The complementary of historical ground-based data with satellite datasets enables a more comprehensive evaluation of NO₂ anomalies than monitoring with a single source, by leveraging the strengths of both monitoring datasets. More specifically, in this study, the available long-term ground-station observation data are used to construct a time-series model to eliminate compound and mixed effects, such as seasonal and structural emission control effects, to extract partial anomalies attributed to strict policy measures. The current Sentinel 5P has no such long historical records prior pandemic applicable for temporal analysis, and here it was mainly used to map spatial variations of NO₂ in 2019–2020 and helped with better interpretations of the time-series results. In addition, the ground station data represent measurements at discrete points, providing non-continuous surface monitoring, and cannot reflect the spatial distribution or variations of NO₂. Instead, satellite monitoring enables continuous observation of NO₂ concentrations in “column” over space, though it is not analogous to ground-station monitoring. In particular, it can detect the spatial heterogeneity of the NO₂ level and give spatially resolved information for the urban structure that single ground monitors or aggregated average data cannot reflect, as we discussed in Section 4.3. With advancements in satellite technologies, the TROPOMI satellite instrument can infer ground-level NO₂ concentrations at a finer spatial resolution using specific models and obtain continuous observations over a longer duration.

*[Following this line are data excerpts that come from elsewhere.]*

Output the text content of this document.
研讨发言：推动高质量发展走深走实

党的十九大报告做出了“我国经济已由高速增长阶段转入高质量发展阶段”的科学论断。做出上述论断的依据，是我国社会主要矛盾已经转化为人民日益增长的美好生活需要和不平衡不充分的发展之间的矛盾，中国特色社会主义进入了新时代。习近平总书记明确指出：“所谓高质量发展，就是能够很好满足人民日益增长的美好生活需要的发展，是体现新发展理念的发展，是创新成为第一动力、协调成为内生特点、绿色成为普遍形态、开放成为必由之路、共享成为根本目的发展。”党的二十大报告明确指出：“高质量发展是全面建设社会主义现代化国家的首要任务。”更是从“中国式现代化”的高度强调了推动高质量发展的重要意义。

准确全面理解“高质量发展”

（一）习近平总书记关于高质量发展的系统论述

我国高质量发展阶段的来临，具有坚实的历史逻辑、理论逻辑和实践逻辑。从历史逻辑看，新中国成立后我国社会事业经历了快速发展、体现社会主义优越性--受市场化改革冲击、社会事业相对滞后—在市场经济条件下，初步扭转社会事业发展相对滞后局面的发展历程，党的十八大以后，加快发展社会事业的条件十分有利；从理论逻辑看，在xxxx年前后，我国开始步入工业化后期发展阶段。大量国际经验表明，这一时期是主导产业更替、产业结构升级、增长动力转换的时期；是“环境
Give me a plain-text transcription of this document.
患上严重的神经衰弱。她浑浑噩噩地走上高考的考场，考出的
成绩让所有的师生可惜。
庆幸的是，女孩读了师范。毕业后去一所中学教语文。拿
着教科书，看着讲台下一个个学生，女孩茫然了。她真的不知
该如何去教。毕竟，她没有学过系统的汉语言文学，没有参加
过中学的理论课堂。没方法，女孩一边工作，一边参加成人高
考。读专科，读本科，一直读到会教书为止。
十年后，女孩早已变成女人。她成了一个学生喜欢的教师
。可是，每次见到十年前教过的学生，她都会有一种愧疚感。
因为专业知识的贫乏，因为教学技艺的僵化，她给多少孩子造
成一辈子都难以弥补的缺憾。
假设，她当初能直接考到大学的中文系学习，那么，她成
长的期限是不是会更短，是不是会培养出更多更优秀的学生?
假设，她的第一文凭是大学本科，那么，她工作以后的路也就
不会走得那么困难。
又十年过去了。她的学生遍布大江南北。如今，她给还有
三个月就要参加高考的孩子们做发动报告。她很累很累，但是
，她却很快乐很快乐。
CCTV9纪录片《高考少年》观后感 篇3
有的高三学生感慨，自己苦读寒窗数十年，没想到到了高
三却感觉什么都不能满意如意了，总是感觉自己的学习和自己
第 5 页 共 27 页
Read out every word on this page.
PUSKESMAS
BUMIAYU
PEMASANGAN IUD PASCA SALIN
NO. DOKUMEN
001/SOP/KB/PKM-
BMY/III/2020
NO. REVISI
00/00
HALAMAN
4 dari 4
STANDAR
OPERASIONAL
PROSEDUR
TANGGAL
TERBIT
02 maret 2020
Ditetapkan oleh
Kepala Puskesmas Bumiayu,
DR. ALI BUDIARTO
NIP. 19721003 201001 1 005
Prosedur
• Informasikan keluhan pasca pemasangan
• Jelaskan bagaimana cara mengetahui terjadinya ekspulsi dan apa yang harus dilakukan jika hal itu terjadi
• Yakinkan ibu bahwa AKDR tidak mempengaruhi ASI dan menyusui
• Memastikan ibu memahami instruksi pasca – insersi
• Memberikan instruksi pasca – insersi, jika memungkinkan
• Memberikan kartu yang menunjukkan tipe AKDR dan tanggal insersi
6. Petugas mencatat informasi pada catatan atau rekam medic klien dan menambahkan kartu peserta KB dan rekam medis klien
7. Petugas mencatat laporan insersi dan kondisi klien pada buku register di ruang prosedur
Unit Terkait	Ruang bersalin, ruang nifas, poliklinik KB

This study focused on evaluating the effects of pandemic restrictions on NO₂ anomalies, but it also has some limitations. One is that the forecast of atmospheric trace gases is a complex task, which requires expert knowledge in atmospheric sciences. This calls for greater cooperation between researchers in different fields in the future. Furthermore, the study used monthly average data to detect NO₂ anomalies during COVID-19 and the model results were well-fitted, while the analysis and simulations for daily changes in NO₂ require more complex models, which can handle a 5-year time scale or even longer, as well as the effects of emerging events, climate change, and other uncertainties. Some less obvious potential sources of pollution should also be given more attention. For example, telecommuting decentralized office activities and reduced travel activities, but stay-at-home orders are likely to have increased households’ consumption of energy. Another consideration is whether less usage of public transport will increase the demand for private cars and generate more pressure on air quality. Next, comparison studies between countries will be conducted to explore different policy-driven forces, and the applications of this methodology may further examine the variability over regions and time. It would also be useful to fine-tune these methods to assess the policy sensitivity of other types of air pollutants.